Volunteer Stephen Chandler tells us how he has been supporting The Microverse project by using computer software to identify the taxonomic groupings of the DNA sequences revealed in the sequencing machine.
Due to the size of microorganisms, we have until recent years relied on microscopes to identify different species. The advancement of scientific technologies however has made it possible for scientists to extract DNA from microorganisms, amplify that DNA into large quantities and then put the samples into a sequencing machine to reveal the genetic sequences. In The Microverse project, my role begins when the sequencer has finished processing the samples.
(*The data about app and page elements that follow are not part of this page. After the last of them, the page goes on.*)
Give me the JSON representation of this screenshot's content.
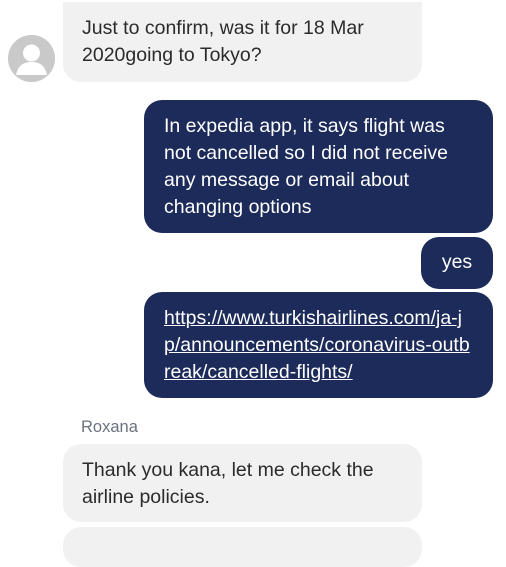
{
  "messages": [
    {
      "direction": "incoming",
      "text": "Just to confirm, was it for 18 Mar 2020going to Tokyo?"
    },
    {
      "direction": "outgoing",
      "text": "In expedia app, it says flight was not cancelled so I did not receive any message or email about changing options"
    },
    {
      "direction": "outgoing",
      "text": "yes"
    },
    {
      "direction": "outgoing",
      "text": "https://www.turkishairlines.com/ja-jp/announcements/coronavirus-outbreak/cancelled-flights/"
    },
    {
      "direction": "incoming",
      "sender": "Roxana",
      "text": "Thank you kana, let me check the airline policies."
    }
  ],
  "icons": {
    "avatar": "default-user-avatar-icon"
  },
  "colors": {
    "outgoing_bubble": "#1c2b5a",
    "incoming_bubble": "#f1f1f1",
    "sender_name": "#6b7280"
  }
}
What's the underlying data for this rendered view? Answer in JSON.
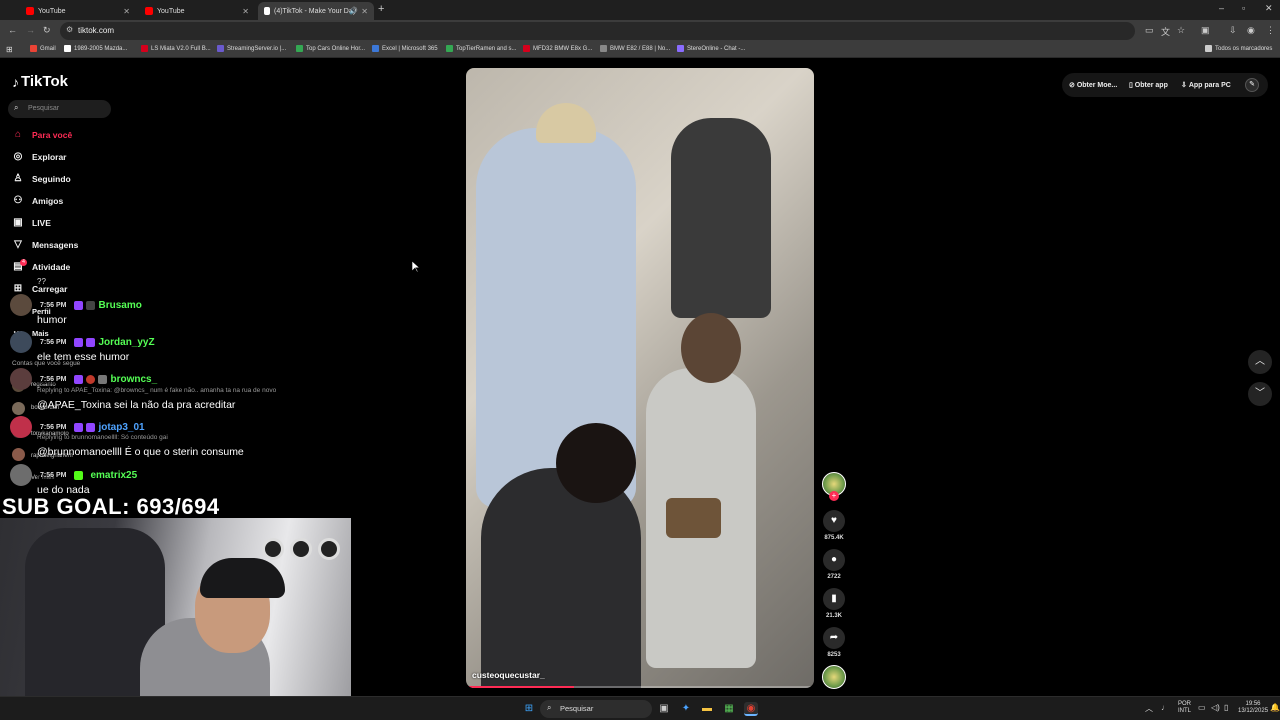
{
  "browser": {
    "tabs": [
      {
        "title": "YouTube",
        "favicon_color": "#ff0000",
        "active": false
      },
      {
        "title": "YouTube",
        "favicon_color": "#ff0000",
        "active": false
      },
      {
        "title": "(4)TikTok - Make Your Day",
        "favicon_color": "#ffffff",
        "active": true
      }
    ],
    "url": "tiktok.com",
    "bookmarks": [
      {
        "label": "Gmail",
        "color": "#ea4335"
      },
      {
        "label": "1989-2005 Mazda...",
        "color": "#ffffff"
      },
      {
        "label": "LS Miata V2.0 Full B...",
        "color": "#d6001c"
      },
      {
        "label": "StreamingServer.io |...",
        "color": "#6a5acd"
      },
      {
        "label": "Top Cars Online Hor...",
        "color": "#34a853"
      },
      {
        "label": "Excel | Microsoft 365",
        "color": "#3c78d8"
      },
      {
        "label": "TopTierRamen and s...",
        "color": "#34a853"
      },
      {
        "label": "MFD32 BMW E8x G...",
        "color": "#d6001c"
      },
      {
        "label": "BMW E82 / E88 | No...",
        "color": "#888888"
      },
      {
        "label": "StereOnline - Chat -...",
        "color": "#8a6cff"
      }
    ],
    "all_bookmarks": "Todos os marcadores"
  },
  "tiktok": {
    "logo": "TikTok",
    "search_placeholder": "Pesquisar",
    "nav": [
      {
        "label": "Para você",
        "icon": "home-icon",
        "active": true
      },
      {
        "label": "Explorar",
        "icon": "compass-icon",
        "active": false
      },
      {
        "label": "Seguindo",
        "icon": "following-icon",
        "active": false
      },
      {
        "label": "Amigos",
        "icon": "friends-icon",
        "active": false
      },
      {
        "label": "LIVE",
        "icon": "live-icon",
        "active": false
      },
      {
        "label": "Mensagens",
        "icon": "messages-icon",
        "active": false
      },
      {
        "label": "Atividade",
        "icon": "activity-icon",
        "active": false
      },
      {
        "label": "Carregar",
        "icon": "upload-icon",
        "active": false
      },
      {
        "label": "Perfil",
        "icon": "profile-icon",
        "active": false
      },
      {
        "label": "Mais",
        "icon": "more-icon",
        "active": false
      }
    ],
    "activity_badge": "4",
    "following_label": "Contas que você segue",
    "following": [
      "regisanto",
      "boxdoruan",
      "tonykanamoto",
      "raphaelghanem",
      "Ver mais"
    ],
    "top_right": {
      "coins": "Obter Moe...",
      "app": "Obter app",
      "pc": "App para PC"
    },
    "video": {
      "author": "custeoquecustar_",
      "progress": 0.31,
      "likes": "875.4K",
      "comments": "2722",
      "saves": "21.3K",
      "shares": "8253"
    }
  },
  "overlay": {
    "chat": [
      {
        "time": "7:56 PM",
        "user": "Brusamo",
        "user_color": "#55ff55",
        "message": "humor",
        "reply": ""
      },
      {
        "time": "7:56 PM",
        "user": "Jordan_yyZ",
        "user_color": "#55ff55",
        "message": "ele tem esse humor",
        "reply": ""
      },
      {
        "time": "7:56 PM",
        "user": "browncs_",
        "user_color": "#55ff55",
        "message": "@APAE_Toxina sei la não da pra acreditar",
        "reply": "Replying to APAE_Toxina: @browncs_ num é fake não.. amanha ta na rua de novo"
      },
      {
        "time": "7:56 PM",
        "user": "jotap3_01",
        "user_color": "#4fa3ff",
        "message": "@brunnomanoellll É o que o sterin consume",
        "reply": "Replying to brunnomanoellll: Só conteúdo gai"
      },
      {
        "time": "7:56 PM",
        "user": "ematrix25",
        "user_color": "#55ff55",
        "message": "ue do nada",
        "reply": ""
      }
    ],
    "sub_goal": "SUB GOAL: 693/694",
    "partial_text": "??"
  },
  "taskbar": {
    "search_label": "Pesquisar",
    "lang_top": "POR",
    "lang_bottom": "INTL",
    "time": "19:56",
    "date": "13/12/2025"
  }
}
When the gene sequencer has finished decoding the PCR products it creates a file much like a typical excel file. The main difference is that this file can be incredibly large as it contains millions of DNA sequences belonging to hundreds if not thousands of species. This requires a powerful computer to run the analysis to identify what is in the sample.
At the Museum we use a number of servers with huge memory capacities and processing capabilities. To give an idea of the power these machines have compared to an everyday computer; a server at the Museum has at least 1.5TB (Terabytes) of RAM, that’s 300 times more processing power than your average computer, which has 4-6GB (Gigabytes) of RAM.
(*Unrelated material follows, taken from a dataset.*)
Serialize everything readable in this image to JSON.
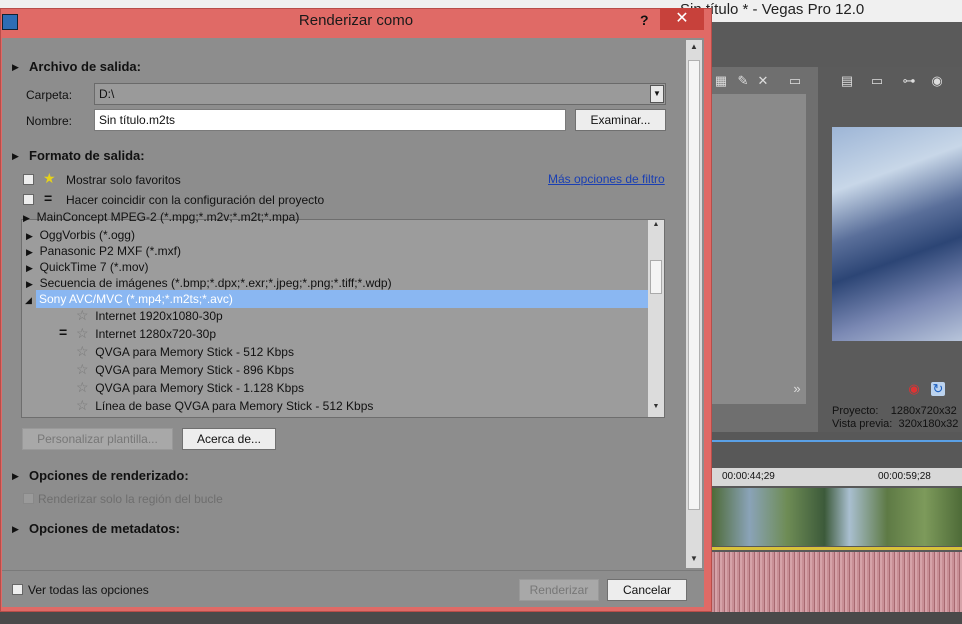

In order to use this computing power, the server needs to have a program designed to analyse and identify the DNA sequences, using a reference database of DNA for that group of organisms. To do this I use a program called QIIME (Quantative Insights Into Microbial Ecology).
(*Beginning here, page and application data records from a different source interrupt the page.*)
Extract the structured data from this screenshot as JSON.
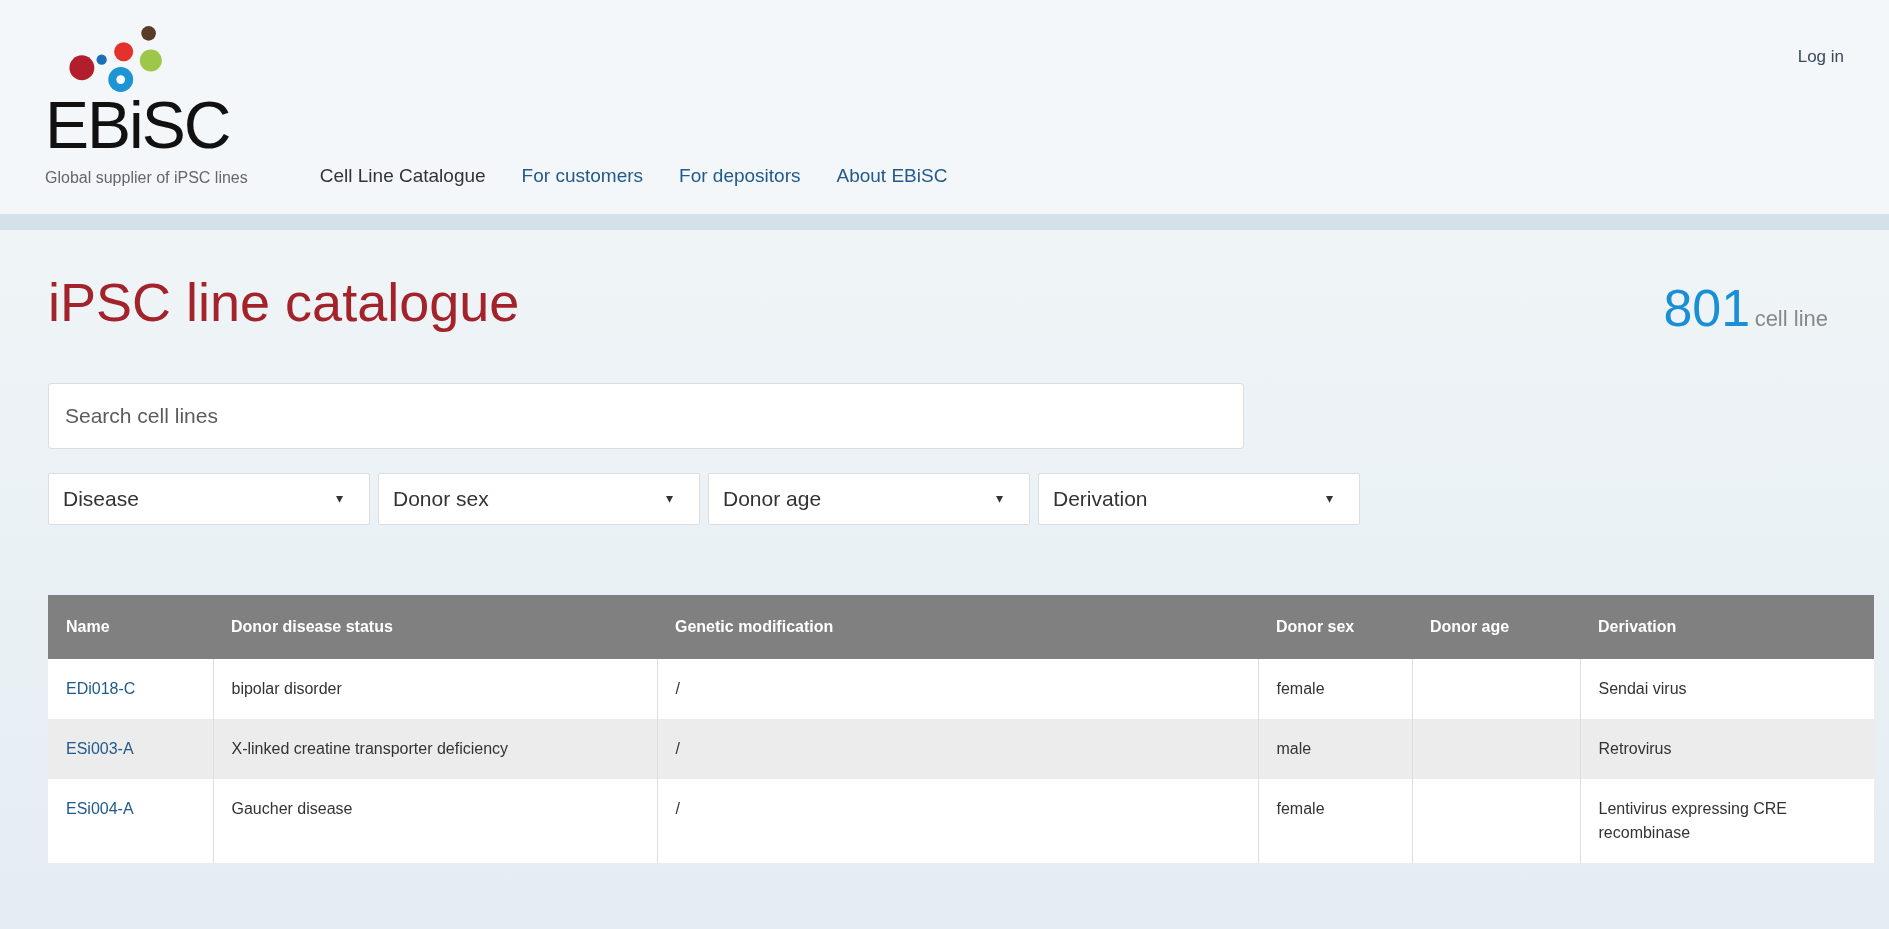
{
  "brand": {
    "name": "EBiSC",
    "tagline": "Global supplier of iPSC lines"
  },
  "nav": [
    {
      "label": "Cell Line Catalogue",
      "selected": true
    },
    {
      "label": "For customers",
      "selected": false
    },
    {
      "label": "For depositors",
      "selected": false
    },
    {
      "label": "About EBiSC",
      "selected": false
    }
  ],
  "login": "Log in",
  "title": "iPSC line catalogue",
  "count": {
    "number": "801",
    "unit": "cell line"
  },
  "search": {
    "placeholder": "Search cell lines"
  },
  "filters": [
    {
      "label": "Disease",
      "caret": "▾"
    },
    {
      "label": "Donor sex",
      "caret": "▾"
    },
    {
      "label": "Donor age",
      "caret": "▾"
    },
    {
      "label": "Derivation",
      "caret": "▾"
    }
  ],
  "table": {
    "columns": [
      "Name",
      "Donor disease status",
      "Genetic modification",
      "Donor sex",
      "Donor age",
      "Derivation"
    ],
    "rows": [
      [
        "EDi018-C",
        "bipolar disorder",
        "/",
        "female",
        "",
        "Sendai virus"
      ],
      [
        "ESi003-A",
        "X-linked creatine transporter deficiency",
        "/",
        "male",
        "",
        "Retrovirus"
      ],
      [
        "ESi004-A",
        "Gaucher disease",
        "/",
        "female",
        "",
        "Lentivirus expressing CRE recombinase"
      ]
    ]
  }
}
The process of turning a raw sequence file listing all the DNA sequences, hot from the gene sequencer, into something that can be used to create graphs is not an easy task, especially when you have hundreds of thousands of sequences, as for the Microverse project.
The first step is to remove low quality sequences that have errors. Then the sequences within a sample are grouped together into Operational Taxonomic Units (OTUs), according to their similarity. Sequences that are at least 97% similar to each other are grouped into one undefined OTU. The OTUs that are found are then compared to a reference database containing hundreds of thousands of specific species, and other taxonomic groupings, to identify which type of organisms they are.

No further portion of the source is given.